There are many possible outcomes of a successful phishing attack. The phisher could gain access to customer or client data. Alternatively, he could obtain your company’s financial information. Afterwards, the phisher could attempt to transfer money from your bank account to his; he might also try to use your company credit cards.
As phishing attacks become more sophisticated, hackers are imitating company or vendor emails to try and trick people inside the company to wire money to them.
Each of these scenarios may be covered by different parts of your insurance policy.
- Damages caused by a phisher accessing customer data would fall under a cyber liability policy.
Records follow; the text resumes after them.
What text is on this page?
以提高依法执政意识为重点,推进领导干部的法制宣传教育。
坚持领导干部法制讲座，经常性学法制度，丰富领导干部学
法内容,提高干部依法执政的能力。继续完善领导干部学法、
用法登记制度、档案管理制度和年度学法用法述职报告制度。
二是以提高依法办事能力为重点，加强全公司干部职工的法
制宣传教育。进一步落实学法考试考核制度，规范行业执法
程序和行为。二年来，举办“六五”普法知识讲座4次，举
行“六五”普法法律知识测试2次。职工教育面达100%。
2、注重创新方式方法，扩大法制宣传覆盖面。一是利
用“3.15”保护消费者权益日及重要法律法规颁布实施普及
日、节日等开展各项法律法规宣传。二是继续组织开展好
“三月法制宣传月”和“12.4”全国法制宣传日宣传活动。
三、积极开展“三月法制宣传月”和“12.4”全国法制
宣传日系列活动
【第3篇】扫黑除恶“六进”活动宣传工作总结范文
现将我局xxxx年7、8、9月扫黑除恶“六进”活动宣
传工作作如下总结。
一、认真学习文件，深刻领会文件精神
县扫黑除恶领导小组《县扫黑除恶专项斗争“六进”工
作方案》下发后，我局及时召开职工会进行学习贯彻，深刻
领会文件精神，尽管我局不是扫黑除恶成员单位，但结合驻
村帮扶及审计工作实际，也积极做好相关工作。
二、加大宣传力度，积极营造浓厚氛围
- Fraudulent transfer instructions that appear to come from the insured company would fall under fraudulent transfer coverage as part of a crime policy.
Yet many policies do not cover fraudulent transfer instructions that come from a vendor or customer.
HERE'S WHAT HAPPENED TO BITPAY
This issue is at the heart of a $1.9 million lawsuit filed by BitPay against Massachusetts Bay Insurance Company. In this case BitPay received an email that appeared to be from one of their vendors, BTC Media.
The email was part of a phishing attack and sent BitPay’s CFO to a site that prompted him to enter his email information. Now in possession of the CFO’s email address and password, the phisher arranged three separate transfers of 1,000 bitcoins each.
After The Phishing Attack
BitPay submitted a claim to their insurance provider to recover the money lost to the attack. Massachusetts Bay denied the claim. They claimed BitPay had suffered an indirect loss rather than a direct loss, since the loss originated with the infiltration of BTC Media’s computer system.
As they stated in their denial letter, “The Policy does not afford coverage for indirect losses caused by a hacking into the computer system of someone other than the insured.” The suit is now pending in the U.S. District Court for the Northern District of Georgia.
WHAT CAN YOU DO?
Companies need to be aware of their various liabilities to different types of cyberattacks and review their coverages to make sure they are covered for all eventualities. Insurance companies do now offer coverage specifically for phishing attacks that result from infiltrations of vendor and customer computer systems. Speak with your broker to ensure you know your risks and your coverages.